OPINION: Are tips in Sweden becoming the norm?

Should you tip in Sweden? Habits are changing fast thanks to new technology and a hard-pressed restaurant trade, writes James Savage.

OPINION: Are tips in Sweden becoming the norm?

The Local’s guide to tipping in Sweden is clear: tip for good service if you want to, but don’t feel the pressure: where servers in the US, for instance, rely on tips to live, waiters in Sweden have collectively bargained salaries with long vacations and generous benefits. 

But there are signs that this is changing, and the change is being accelerated by card machines. Now, many machines offer three preset gratuity percentages, usually starting with five percent and going up to fifteen or twenty. Previously they just asked the customer to fill in the total amount they wanted to pay.

This subtle change to a user interface sends a not-so-subtle message to customers: that tipping is expected and that most people are probably doing it. The button for not tipping is either a large-lettered ‘No Tip’ or a more subtle ‘Fortsätt’ or ‘Continue’ (it turns out you can continue without selecting a tip amount, but it’s not immediately clear to the user). 

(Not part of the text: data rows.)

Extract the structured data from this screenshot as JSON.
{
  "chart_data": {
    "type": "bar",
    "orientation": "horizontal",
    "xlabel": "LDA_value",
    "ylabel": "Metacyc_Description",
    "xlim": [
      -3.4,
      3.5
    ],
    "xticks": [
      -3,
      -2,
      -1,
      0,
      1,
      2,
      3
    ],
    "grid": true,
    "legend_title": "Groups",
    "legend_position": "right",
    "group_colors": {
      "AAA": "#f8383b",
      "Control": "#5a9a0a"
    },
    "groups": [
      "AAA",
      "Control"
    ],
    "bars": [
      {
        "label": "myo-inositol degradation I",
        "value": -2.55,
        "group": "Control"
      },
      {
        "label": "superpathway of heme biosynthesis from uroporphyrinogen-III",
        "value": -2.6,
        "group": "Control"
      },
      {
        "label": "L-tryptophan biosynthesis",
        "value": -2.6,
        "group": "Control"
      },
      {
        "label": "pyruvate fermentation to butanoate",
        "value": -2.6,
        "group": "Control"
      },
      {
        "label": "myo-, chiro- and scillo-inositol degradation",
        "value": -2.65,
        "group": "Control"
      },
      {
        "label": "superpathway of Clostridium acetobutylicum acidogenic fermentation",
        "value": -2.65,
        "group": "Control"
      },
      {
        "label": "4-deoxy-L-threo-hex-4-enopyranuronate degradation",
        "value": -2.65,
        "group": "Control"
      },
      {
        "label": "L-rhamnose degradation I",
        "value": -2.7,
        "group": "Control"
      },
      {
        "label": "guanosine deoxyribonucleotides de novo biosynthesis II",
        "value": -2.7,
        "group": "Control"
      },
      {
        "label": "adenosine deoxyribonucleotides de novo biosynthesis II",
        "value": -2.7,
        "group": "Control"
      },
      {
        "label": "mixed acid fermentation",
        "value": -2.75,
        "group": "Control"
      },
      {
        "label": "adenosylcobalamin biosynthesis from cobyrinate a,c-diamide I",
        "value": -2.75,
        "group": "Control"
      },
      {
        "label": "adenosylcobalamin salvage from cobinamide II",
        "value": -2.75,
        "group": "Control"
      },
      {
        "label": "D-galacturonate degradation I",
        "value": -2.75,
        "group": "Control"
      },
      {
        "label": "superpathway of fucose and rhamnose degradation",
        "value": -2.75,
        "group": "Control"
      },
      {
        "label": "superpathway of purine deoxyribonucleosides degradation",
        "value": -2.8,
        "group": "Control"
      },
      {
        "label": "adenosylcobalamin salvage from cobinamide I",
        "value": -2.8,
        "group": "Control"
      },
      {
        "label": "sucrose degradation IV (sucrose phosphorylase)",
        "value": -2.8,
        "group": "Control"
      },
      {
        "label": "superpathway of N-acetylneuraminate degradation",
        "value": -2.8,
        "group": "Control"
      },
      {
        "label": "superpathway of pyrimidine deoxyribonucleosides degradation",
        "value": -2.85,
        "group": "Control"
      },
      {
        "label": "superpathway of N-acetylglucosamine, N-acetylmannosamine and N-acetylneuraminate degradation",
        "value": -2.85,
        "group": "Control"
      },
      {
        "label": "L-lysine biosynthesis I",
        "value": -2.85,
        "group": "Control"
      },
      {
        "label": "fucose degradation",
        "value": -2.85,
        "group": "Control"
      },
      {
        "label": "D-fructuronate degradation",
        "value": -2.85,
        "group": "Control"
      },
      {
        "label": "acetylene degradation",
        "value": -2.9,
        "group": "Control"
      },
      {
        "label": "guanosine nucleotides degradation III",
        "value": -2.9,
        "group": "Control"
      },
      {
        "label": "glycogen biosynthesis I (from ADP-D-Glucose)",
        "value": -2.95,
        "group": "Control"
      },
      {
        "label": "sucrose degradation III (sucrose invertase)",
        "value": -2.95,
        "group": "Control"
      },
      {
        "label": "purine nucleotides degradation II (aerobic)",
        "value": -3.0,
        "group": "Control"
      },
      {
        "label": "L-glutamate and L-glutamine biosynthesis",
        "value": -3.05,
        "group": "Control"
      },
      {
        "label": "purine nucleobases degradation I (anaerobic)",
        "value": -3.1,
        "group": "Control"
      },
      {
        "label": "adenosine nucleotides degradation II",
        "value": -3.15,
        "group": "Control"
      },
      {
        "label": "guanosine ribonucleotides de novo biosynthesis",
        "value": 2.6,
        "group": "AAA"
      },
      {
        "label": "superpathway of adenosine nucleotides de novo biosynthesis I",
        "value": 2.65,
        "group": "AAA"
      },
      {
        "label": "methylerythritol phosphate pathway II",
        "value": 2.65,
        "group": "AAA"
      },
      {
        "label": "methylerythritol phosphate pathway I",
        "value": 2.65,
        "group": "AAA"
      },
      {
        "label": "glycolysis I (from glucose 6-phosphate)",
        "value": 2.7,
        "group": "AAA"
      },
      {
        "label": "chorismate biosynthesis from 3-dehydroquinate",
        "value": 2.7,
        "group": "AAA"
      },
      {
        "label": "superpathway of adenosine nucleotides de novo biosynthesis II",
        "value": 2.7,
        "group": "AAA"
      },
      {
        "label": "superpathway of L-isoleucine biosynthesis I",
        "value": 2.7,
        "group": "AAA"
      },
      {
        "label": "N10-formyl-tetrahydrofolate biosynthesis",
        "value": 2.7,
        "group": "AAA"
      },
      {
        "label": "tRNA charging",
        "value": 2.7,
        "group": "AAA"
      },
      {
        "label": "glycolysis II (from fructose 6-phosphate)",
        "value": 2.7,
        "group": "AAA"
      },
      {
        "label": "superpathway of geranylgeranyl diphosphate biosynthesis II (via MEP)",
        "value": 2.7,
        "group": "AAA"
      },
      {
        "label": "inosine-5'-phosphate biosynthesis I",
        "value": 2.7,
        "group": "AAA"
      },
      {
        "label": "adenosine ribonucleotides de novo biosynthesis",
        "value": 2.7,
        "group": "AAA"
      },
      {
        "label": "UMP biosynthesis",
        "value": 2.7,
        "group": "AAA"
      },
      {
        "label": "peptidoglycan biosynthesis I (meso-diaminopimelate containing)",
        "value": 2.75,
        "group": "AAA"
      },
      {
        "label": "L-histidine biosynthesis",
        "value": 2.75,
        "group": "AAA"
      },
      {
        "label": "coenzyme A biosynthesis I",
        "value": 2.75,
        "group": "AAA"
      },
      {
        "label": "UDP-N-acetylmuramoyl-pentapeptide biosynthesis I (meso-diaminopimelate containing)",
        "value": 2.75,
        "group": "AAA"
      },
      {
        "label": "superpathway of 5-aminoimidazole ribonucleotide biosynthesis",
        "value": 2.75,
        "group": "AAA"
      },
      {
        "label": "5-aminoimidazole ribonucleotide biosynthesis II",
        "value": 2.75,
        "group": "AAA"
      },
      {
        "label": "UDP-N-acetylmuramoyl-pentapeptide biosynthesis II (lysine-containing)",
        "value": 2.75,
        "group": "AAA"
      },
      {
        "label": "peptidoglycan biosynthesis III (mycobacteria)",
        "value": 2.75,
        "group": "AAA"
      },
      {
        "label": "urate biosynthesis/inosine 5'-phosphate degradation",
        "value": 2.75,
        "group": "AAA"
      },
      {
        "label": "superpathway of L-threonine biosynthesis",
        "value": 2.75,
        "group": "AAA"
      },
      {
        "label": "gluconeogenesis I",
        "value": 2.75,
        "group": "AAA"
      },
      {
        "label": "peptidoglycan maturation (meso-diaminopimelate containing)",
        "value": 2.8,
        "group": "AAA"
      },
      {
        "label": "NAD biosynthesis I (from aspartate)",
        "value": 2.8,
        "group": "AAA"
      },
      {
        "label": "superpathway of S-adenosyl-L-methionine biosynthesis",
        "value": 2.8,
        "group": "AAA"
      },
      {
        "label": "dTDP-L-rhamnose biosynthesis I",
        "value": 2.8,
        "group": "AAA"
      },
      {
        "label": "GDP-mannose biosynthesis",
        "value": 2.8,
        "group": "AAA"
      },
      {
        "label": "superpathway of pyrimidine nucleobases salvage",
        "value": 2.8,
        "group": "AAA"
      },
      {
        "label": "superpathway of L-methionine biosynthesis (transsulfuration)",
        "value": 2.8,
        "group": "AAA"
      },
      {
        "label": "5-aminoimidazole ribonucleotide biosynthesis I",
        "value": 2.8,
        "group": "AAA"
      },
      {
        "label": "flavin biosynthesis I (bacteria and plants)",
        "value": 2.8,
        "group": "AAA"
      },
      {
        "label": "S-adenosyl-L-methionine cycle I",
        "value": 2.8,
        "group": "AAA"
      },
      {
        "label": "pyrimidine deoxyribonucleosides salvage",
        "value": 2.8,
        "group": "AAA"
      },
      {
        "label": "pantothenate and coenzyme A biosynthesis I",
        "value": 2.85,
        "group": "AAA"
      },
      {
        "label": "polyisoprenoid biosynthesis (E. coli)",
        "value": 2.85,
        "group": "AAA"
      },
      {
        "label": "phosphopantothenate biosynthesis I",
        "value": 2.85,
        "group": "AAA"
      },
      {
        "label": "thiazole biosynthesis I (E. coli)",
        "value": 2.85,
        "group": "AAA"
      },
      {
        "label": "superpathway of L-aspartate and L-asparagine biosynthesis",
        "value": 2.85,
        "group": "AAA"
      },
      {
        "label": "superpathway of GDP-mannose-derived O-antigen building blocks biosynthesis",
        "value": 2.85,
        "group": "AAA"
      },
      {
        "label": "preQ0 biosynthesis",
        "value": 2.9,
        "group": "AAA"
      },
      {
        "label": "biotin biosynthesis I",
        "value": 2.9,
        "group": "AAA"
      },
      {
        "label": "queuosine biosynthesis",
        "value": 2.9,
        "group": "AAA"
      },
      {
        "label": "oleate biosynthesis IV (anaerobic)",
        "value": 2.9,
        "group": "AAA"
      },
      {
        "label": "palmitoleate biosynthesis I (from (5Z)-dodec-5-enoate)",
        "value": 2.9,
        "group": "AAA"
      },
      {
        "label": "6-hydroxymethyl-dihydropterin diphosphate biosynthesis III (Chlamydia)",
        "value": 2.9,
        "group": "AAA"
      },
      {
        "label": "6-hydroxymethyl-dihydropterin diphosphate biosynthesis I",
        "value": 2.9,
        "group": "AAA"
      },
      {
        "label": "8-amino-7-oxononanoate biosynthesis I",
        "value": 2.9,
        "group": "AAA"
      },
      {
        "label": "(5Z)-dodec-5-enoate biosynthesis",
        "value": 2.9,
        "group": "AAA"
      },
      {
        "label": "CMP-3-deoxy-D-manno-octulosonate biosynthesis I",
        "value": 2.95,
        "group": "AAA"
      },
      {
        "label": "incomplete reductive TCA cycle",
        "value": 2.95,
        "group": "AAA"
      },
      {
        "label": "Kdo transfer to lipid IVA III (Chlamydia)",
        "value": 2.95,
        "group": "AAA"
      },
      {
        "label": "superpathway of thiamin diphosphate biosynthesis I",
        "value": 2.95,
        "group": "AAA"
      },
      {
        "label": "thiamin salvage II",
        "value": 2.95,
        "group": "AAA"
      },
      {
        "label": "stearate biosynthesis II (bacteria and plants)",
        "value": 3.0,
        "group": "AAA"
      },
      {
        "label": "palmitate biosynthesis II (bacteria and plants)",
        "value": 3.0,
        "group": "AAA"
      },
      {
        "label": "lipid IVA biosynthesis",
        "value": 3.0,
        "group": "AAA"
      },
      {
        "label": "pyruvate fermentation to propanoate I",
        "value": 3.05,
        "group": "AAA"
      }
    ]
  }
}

I’ll confess, when I was first presented with this I was mildly irked: I usually tip if I’ve had table service, but waiting staff are treated as professionals and paid properly, guaranteed by deals with unions; menu prices are correspondingly high. The tip was a genuine token of appreciation.

But when I tweeted something to this effect (a tweet that went strangely viral), the responses I got made me think. Many people pointed out that the restaurant trade in Sweden is under enormous pressure, with rising costs, the after-effects of Covid and difficulties recruiting. And as Sweden has become more cosmopolitain, adding ten percent to the bill comes naturally to many.

Boulebar, a restaurant and bar chain with branches around Sweden and Denmark, had a longstanding policy of not accepting tips at all, reasoning that they were outdated and put diners in an uncomfortable position. But in 2021 CEO Henrik Kruse decided to change tack:

“It was a purely financial decision. We were under pressure due to Covid, and we had to keep wages down, so bringing back tips was the solution,” he said, adding that he has a collective agreement and staff also get a union bargained salary, before tips.

Yet for Kruse the new machines, with their pre-set tipping percentages, take things too far:

“We don’t use it, because it makes it even clearer that you’re asking for money. The guest should feel free not to tip. It’s more important for us that the guest feels free to tell people they’re satisfied.”

But for those restaurants that have adopted the new interfaces, the effect has been dramatic. Card processing company Kassacentralen, which was one of the first to launch this feature in Sweden, told Svenska Dagbladet this week that the feature had led to tips for the average establishment doubling, with some places seeing them rise six-fold.

Even unions are relaxed about tipping these days, perhaps understanding that they’re a significant extra income for their members. Union representatives have often in the past spoken out against tipping, arguing that the practice is demeaning to staff and that tips were spread unevenly, with staff in cafés or fast food joints getting nothing at all. But when I called the Swedish Hotel and Restaurant Union (HRF), a spokesman said that the union had no view on the practice, and it was a matter for staff, business owners and customers to decide.

So is tipping now expected in Sweden? The old advice probably still stands; waiters are still not as reliant on tips as staff in many other countries, so a lavish tip is not necessary. But as Swedes start to tip more generously, you might stick out if you leave nothing at all.